Der Vater der Migrantenfamilie aus Honduras erzählt, die Reise sei sehr hart gewesen. Am schlimmsten sei es, dass er seine Tochter nicht habe beschützen können. Viele Mädchen werden auf der Reise Opfer sexueller Gewalt. Geflohen seien sie, weil in Honduras ihr Leben bedroht gewesen sei. Die ganze übrige Familie sei ermordet worden. Vater und Tochter beginnen zu weinen. Nur rund 15 Prozent der Migranten erhalten unter den verschärften Regeln der Regierung Trump Asyl.
In Las Cruces regt sich schon Widerstand. Rund zweihundert «Cowboys for Trump» protestieren vor dem Bezirksregierungsgebäude gegen die unkontrollierte Migration. Sie verlangen eine Mauer und mehr Grenzschutz.
Die Demonstranten sind auf Traktoren zum Protest gefahren – oder sind beritten. Die meisten tragen eine Waffe, das ist im Staat New Mexico erlaubt.
Vater und Sohn Hamilton wollen, dass die Einwanderung aus dem Süden gestoppt wird. «Wir sind hier, um Präsident Trump zu unterstützen», sagen sie. «Wir werden überrannt, von mir aus kann man die Grenze ganz schliessen», sagt Vater Hamilton.
Kein Ort ist sicherer als Sunland Park
Derweil steht Sergeant Stephen Ramirez in Sunland Park – 50 Autominuten südlich in der Agglomeration von El Paso – an der Grenzmauer und schaut nach Mexiko hinüber.
Die Mauer hört kurz vor einem Felsmassiv abrupt auf. Durch die Lücke schlüpfen nachts Migranten illegal über die Grenze. «Kein Ort ist sicherer als Sunland Park», sagt Ramirez. «Wir haben die Grenzpolizei, die örtliche Polizei, die Nationalgarde und wenn das nicht reicht, liegt gleich nebenan Fort Bliss, einer der grössten Militärstützpunkte der USA». Ein Sicherheitsproblem sieht er nicht an der Grenze.

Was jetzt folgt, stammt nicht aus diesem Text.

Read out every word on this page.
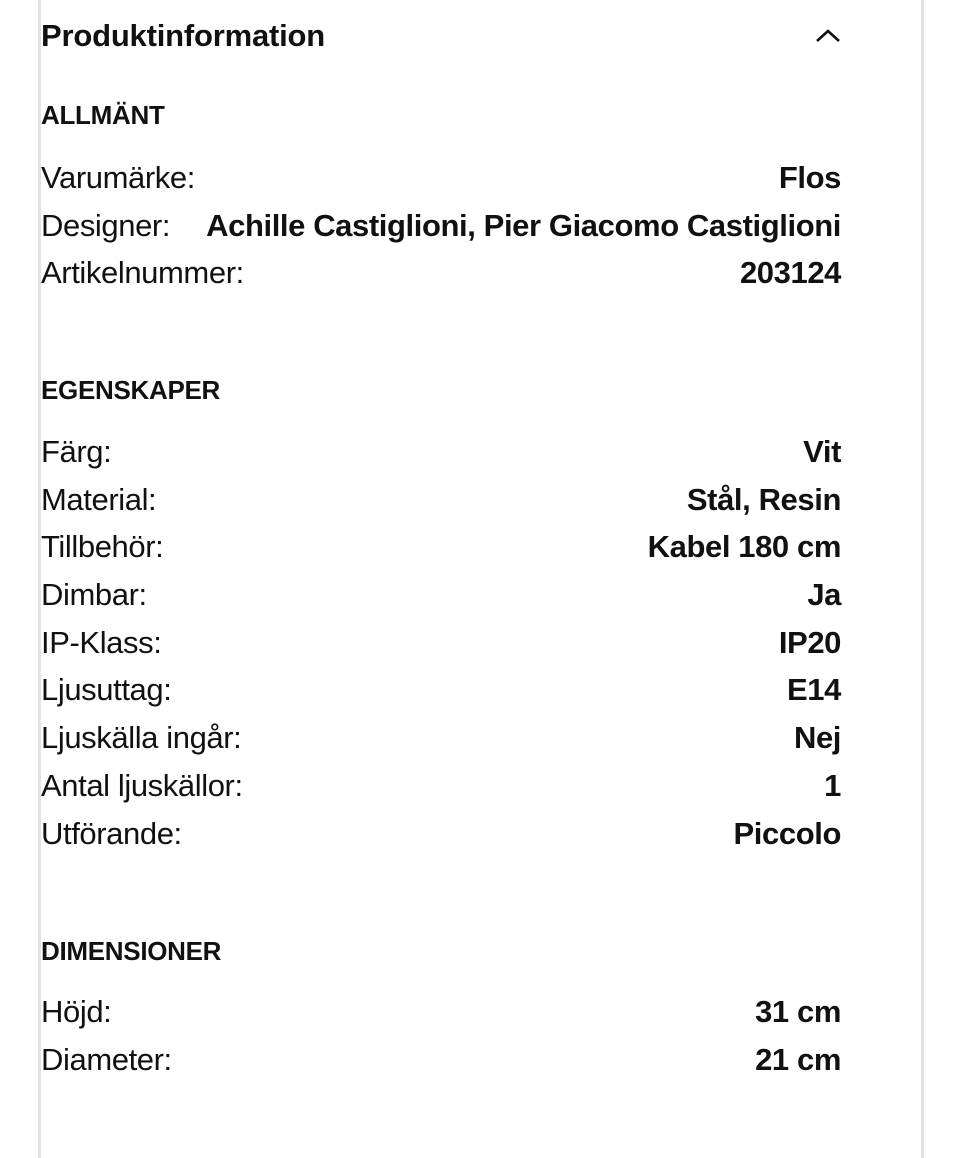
Produktinformation
ALLMÄNT
Varumärke:	Flos
Designer: Achille Castiglioni, Pier Giacomo Castiglioni
Artikelnummer:	203124
EGENSKAPER
Färg:	Vit
Material:	Stål, Resin
Tillbehör:	Kabel 180 cm
Dimbar:	Ja
IP-Klass:	IP20
Ljusuttag:	E14
Ljuskälla ingår:	Nej
Antal ljuskällor:	1
Utförande:	Piccolo
DIMENSIONER
Höjd:	31 cm
Diameter:	21 cm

Graffiti gegen Trump an der Mauer
Durch den stählernen Zaun hindurch, auf der mexikanischen Seite, kann man ein Graffiti an der Wand eines Hauses erspähen.
«Eigentlich komisch, dass das auf der anderen Seite steht», murmelt Sergeant Stephen Ramirez vom Polizeikorps Sunland Park in New Mexico.